Uehara, T. N.; Mizutani, Y.; Kuwata, K.; Hirota, T.; Sato, A.; Mizoi, J.; Takao, S.; Matsuo, H.; Suzuki, T.; Ito, S.; Saito, A. N.; Nishiwaki Ohkawa, T.; Yamaguchi-Shinozaki, K.; Yoshimura, T.; Kay, S. A.; Itami, K.; Kinoshita, T.; Yamaguchi, J.; Nakamichi, N.

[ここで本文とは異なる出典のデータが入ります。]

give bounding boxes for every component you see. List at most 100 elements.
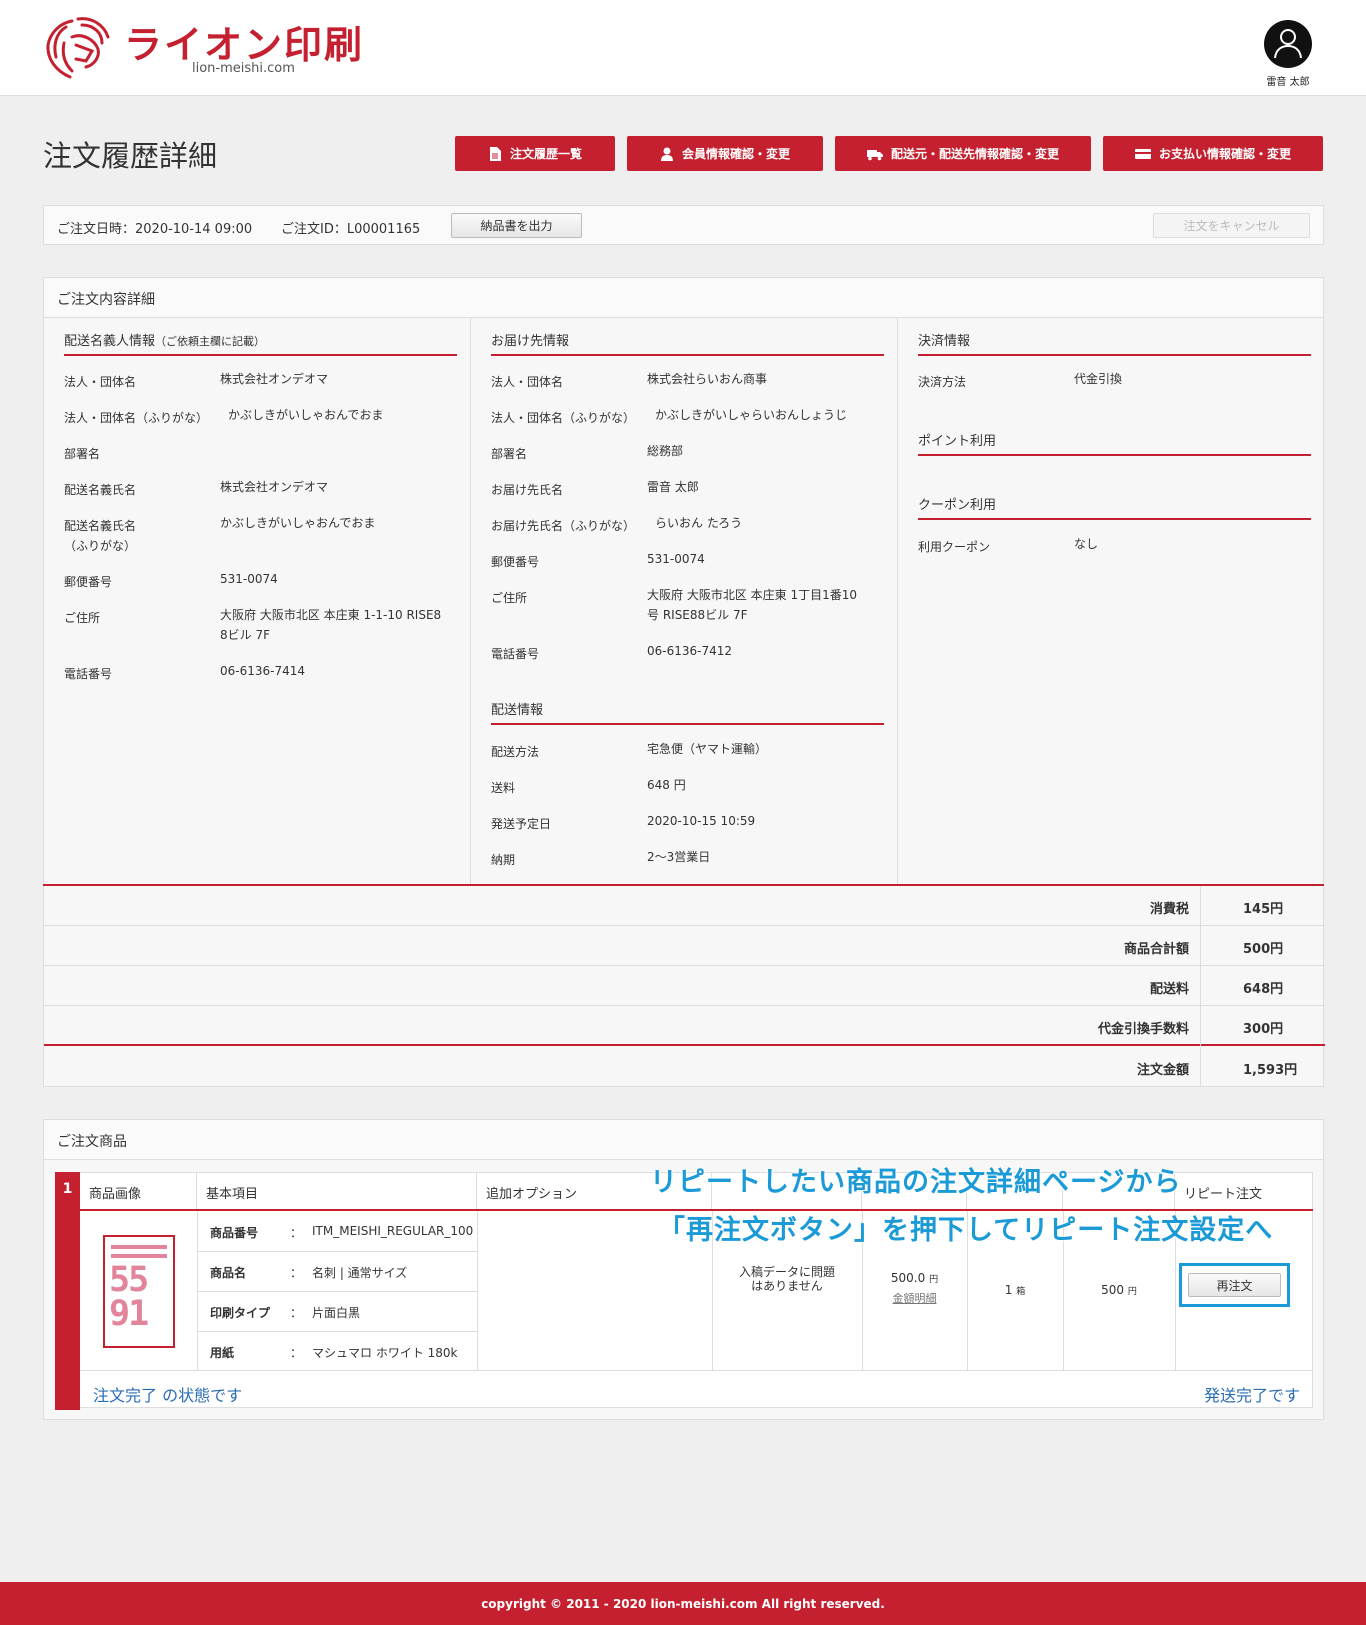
field-label-sub: （ふりがな） [64,539,137,553]
annotation-line-2: 「再注文ボタン」を押下してリピート注文設定へ [658,1215,1274,1246]
field-label: 発送予定日 [491,817,552,831]
field-label: 配送方法 [491,745,540,759]
prop-value: 片面白黒 [312,1306,361,1320]
field-value: 06-6136-7414 [220,664,306,678]
summary-value: 500円 [1200,926,1325,966]
truck-icon [866,149,883,160]
prop-sep: ： [290,1346,303,1360]
shipping-info-button[interactable]: 配送元・配送先情報確認・変更 [835,136,1091,171]
unit-price-unit: 円 [929,1275,939,1285]
field-value: 株式会社オンデオマ [220,480,329,494]
prop-value: 名刺 | 通常サイズ [312,1266,408,1280]
subtotal: 500 円 [1063,1283,1175,1297]
prop-divider [197,1291,477,1292]
summary-row-tax: 消費税 145円 [44,886,1325,926]
field-value: 総務部 [647,444,684,458]
member-info-button[interactable]: 会員情報確認・変更 [627,136,823,171]
panel-title: ご注文内容詳細 [44,278,1323,318]
summary-value: 145円 [1200,886,1325,926]
payment-info-column: 決済情報 決済方法 代金引換 ポイント利用 クーポン利用 利用クーポン なし [898,318,1325,884]
col-divider [477,1211,478,1370]
cancel-order-button[interactable]: 注文をキャンセル [1153,213,1310,238]
field-label: 郵便番号 [64,575,113,589]
panel-title: ご注文商品 [44,1120,1323,1160]
summary-value: 1,593円 [1200,1047,1325,1087]
prop-value: ITM_MEISHI_REGULAR_100 [312,1224,474,1238]
subtotal-value: 500 [1101,1283,1125,1297]
summary-label: 代金引換手数料 [1097,1022,1189,1037]
field-label: 電話番号 [64,667,113,681]
user-icon [660,147,673,161]
copyright-text: copyright © 2011 - 2020 lion-meishi.com … [481,1596,885,1611]
document-icon [489,146,501,161]
field-value: 648 円 [647,778,686,792]
field-value: 大阪府 大阪市北区 本庄東 1-1-10 RISE8 [220,608,442,622]
field-value: 代金引換 [1074,372,1123,386]
field-value: 531-0074 [220,572,278,586]
user-avatar-icon[interactable] [1264,20,1312,68]
field-value: 2〜3営業日 [647,850,711,864]
field-label: 配送名義氏名 [64,483,137,497]
field-label: ご住所 [64,611,101,625]
reorder-button[interactable]: 再注文 [1188,1273,1281,1297]
field-label: お届け先氏名（ふりがな） [491,519,636,533]
prop-sep: ： [290,1266,303,1280]
nav-label: 配送元・配送先情報確認・変更 [890,147,1059,161]
logo-domain: lion-meishi.com [192,61,295,76]
nav-label: 会員情報確認・変更 [681,147,790,161]
field-label: 部署名 [491,447,528,461]
field-label: 法人・団体名 [491,375,564,389]
field-value: 06-6136-7412 [647,644,733,658]
quantity-unit: 箱 [1016,1287,1026,1297]
data-status: 入稿データに問題はありません [738,1265,835,1293]
prop-sep: ： [290,1226,303,1240]
field-label: 法人・団体名（ふりがな） [491,411,636,425]
field-label: 電話番号 [491,647,540,661]
prop-label: 用紙 [210,1346,235,1360]
payment-info-button[interactable]: お支払い情報確認・変更 [1103,136,1323,171]
order-date: ご注文日時：2020-10-14 09:00 [57,222,253,237]
field-value-line2: 号 RISE88ビル 7F [647,608,748,622]
field-label: 決済方法 [918,375,967,389]
field-value: かぶしきがいしゃおんでおま [220,516,376,530]
nav-label: お支払い情報確認・変更 [1158,147,1291,161]
summary-row-shipping: 配送料 648円 [44,966,1325,1006]
field-value: かぶしきがいしゃらいおんしょうじ [655,408,848,422]
summary-value: 300円 [1200,1006,1325,1046]
unit-price: 500.0 円 [862,1271,967,1285]
field-value: 大阪府 大阪市北区 本庄東 1丁目1番10 [647,588,857,602]
field-value: 宅急便（ヤマト運輸） [647,742,768,756]
summary-row-total: 注文金額 1,593円 [44,1047,1325,1087]
prop-value: マシュマロ ホワイト 180k [312,1346,458,1360]
ship-status-text: 発送完了です [1203,1386,1300,1405]
summary-label: 注文金額 [1136,1063,1189,1078]
field-label: 配送名義氏名 [64,519,137,533]
field-label: 送料 [491,781,516,795]
product-index: 1 [55,1172,80,1410]
thumb-number: 55 [109,1260,149,1300]
nav-label: 注文履歴一覧 [509,147,582,161]
section-title-text: 配送名義人情報 [64,334,156,349]
credit-card-icon [1134,148,1151,159]
prop-divider [197,1251,477,1252]
lion-logo-icon[interactable] [42,15,114,81]
annotation-line-1: リピートしたい商品の注文詳細ページから [650,1167,1182,1198]
user-name[interactable]: 雷音 太郎 [1258,73,1318,88]
summary-row-cod-fee: 代金引換手数料 300円 [44,1006,1325,1046]
summary-label: 消費税 [1149,902,1189,917]
prop-sep: ： [290,1306,303,1320]
field-value: なし [1074,537,1099,551]
invoice-button[interactable]: 納品書を出力 [451,213,582,238]
section-title: クーポン利用 [918,484,1311,520]
order-history-button[interactable]: 注文履歴一覧 [455,136,615,171]
prop-label: 商品番号 [210,1226,259,1240]
basic-props: 商品番号 ： ITM_MEISHI_REGULAR_100 商品名 ： 名刺 |… [197,1211,477,1370]
header-repeat: リピート注文 [1184,1187,1263,1202]
delivery-info-column: お届け先情報 法人・団体名 株式会社らいおん商事 法人・団体名（ふりがな） かぶ… [471,318,898,884]
product-thumbnail[interactable]: 55 91 [103,1235,175,1348]
quantity: 1 箱 [967,1283,1063,1297]
user-silhouette-icon [1274,29,1302,59]
field-value: かぶしきがいしゃおんでおま [228,408,384,422]
price-detail-link[interactable]: 金額明細 [862,1290,967,1306]
order-id: ご注文ID：L00001165 [281,222,421,237]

Proc Natl Acad Sci USA 2019, Latest Articles. DOI:10.1073/pnas.1903357116
植物の生物時計においてカゼインキナーゼ1ファミリーはPRR5とTOC1を制御する
地球上の生命は、生物時計の働きによって、昼夜と季節の環境変動に適応する能力を備えています。真核生物の生物時計は、進化発生系統に特有な遺伝子群の転写翻訳フィードバックループ(TTFL)で成り立っていると考えられています。翻訳後のタンパク質修飾も真菌や動物の時計機能に必要ですが、植物の時計に影響を与える翻訳後修飾はほとんど理解されていませんでした。今回私たちは、化学・生物学の融合的な研究によって、モデル植物シロイヌナズナのカゼインキナーゼ1ファミリー(CKL)が植物時計の翻訳後修飾に関与していることを見出しました。まずシロイヌナズナの時計を撹乱する化合物スクリーニングを実施し、動物のCDC7/CDK9阻害剤として知られていたPHA767491が時計周期を延長することを発見しました。つぎにPHA767491の分子プローブを用いたアフィニティープロテオミクス解析(標的探索)によって、PHA767491が複数のCKLタンパク質に結合し、それを阻害することを明らかにしました。シロイヌナズナのCKLをコードする遺伝子群の一括的な発現抑制は、PHA767491と同等の効果(時計周期の延長)を与えました。CKLファミリーの1つであるCKL4は植物時計で重要な役割をする転写抑制因子PSEUDO-RESPONSE REGULATOR 5 (PRR5)およびTIMING OF CAB EXPRESSION 1 (TOC1: 別名PRR1)を試験管内でリン酸化しました。 植物へのPHA767491処理は、PRR5とTOC1の高蓄積を導きました。PHA767491の周期延長効果は、prr5 toc1二重変異体において減弱することも突き止めました。遺伝的冗長性の問題によってこれまで見逃されてきた植物カゼインキナーゼ1は、進化発生系統に異なる生物の生物時計でも働くことが知られています。したがって今回の発見は、時計の分子進化の観点からも興味深い知見を提供することになりました。